The first thing to do with the Dungeon tile idea was to start working out what shape the tiles were going to be. Using my tried and tested methods, I figured I would start drawing out little sections of corridor until I got bored, or I had enough ideas to fill my 12 slots. However, as I was drawing them I realised they looked like Tetris pieces, and I noticed that there were only so many shapes you could make with so many squares (I'm sharp like that). So after playing Tetris for like and hour, I started working out what you can do with a set number of squares,
1. - you cant do much with, 2. -nothing here either (there's rules here I'm taking for granted, like each square has to connect up along a side), but when you get to 3. things start to get interesting (I use interesting in it's loosest form, it was interesting to me) and with 4. and 5. things get quite complicated (...). So I sketched out all the variations I could think of for sets of 1,2,3, 4 and 5 squares. Which looked like this.
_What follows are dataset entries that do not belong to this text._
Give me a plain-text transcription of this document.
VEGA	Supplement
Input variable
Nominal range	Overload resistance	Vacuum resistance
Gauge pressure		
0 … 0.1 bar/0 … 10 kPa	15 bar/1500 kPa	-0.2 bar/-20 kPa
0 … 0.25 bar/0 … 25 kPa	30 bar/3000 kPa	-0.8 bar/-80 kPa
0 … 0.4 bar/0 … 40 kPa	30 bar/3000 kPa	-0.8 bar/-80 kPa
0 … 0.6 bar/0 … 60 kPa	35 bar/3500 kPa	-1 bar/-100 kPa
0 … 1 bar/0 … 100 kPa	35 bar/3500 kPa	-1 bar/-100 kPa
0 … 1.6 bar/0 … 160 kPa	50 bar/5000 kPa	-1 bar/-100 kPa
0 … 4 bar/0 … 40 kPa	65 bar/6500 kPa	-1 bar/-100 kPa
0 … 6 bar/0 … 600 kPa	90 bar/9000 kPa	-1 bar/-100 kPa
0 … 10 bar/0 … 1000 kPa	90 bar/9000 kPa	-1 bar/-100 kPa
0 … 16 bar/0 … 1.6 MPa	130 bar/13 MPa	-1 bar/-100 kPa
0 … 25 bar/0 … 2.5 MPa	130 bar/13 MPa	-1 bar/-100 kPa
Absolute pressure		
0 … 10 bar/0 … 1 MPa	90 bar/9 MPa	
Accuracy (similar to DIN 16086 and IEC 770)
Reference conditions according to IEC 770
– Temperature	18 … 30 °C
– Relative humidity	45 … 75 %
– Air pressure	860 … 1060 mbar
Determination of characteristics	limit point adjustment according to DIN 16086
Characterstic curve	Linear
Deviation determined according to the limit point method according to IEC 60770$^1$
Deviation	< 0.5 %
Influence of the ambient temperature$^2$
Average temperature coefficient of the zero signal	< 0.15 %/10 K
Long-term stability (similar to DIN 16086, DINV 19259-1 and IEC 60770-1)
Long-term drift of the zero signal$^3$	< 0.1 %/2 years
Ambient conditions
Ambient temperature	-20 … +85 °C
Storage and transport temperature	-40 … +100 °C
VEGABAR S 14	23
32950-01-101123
There were 25 of them (I didn't think of the 'dead end' until near the end) and that was above my budget of 12 tiles. I was starting to think I would only go up to the 4 set when I remembered that some of the combinations were the mirror of each other, so all I would have to do was point out that the tiles could be printed 'mirrored' and you would get the rest of the combinations. And so that let me pretty much pick all the interesting combinations and a few varying lengths of straight corridor. While I was doing that I was thinking about the whole maze thing and thought I needed a dead end in there as well, so I made the executive decision to increase the budget to 13 (since I'm the art director on this, it was pretty easy to wangle, which is not normally the case). Apt that the dead end is 13 eh?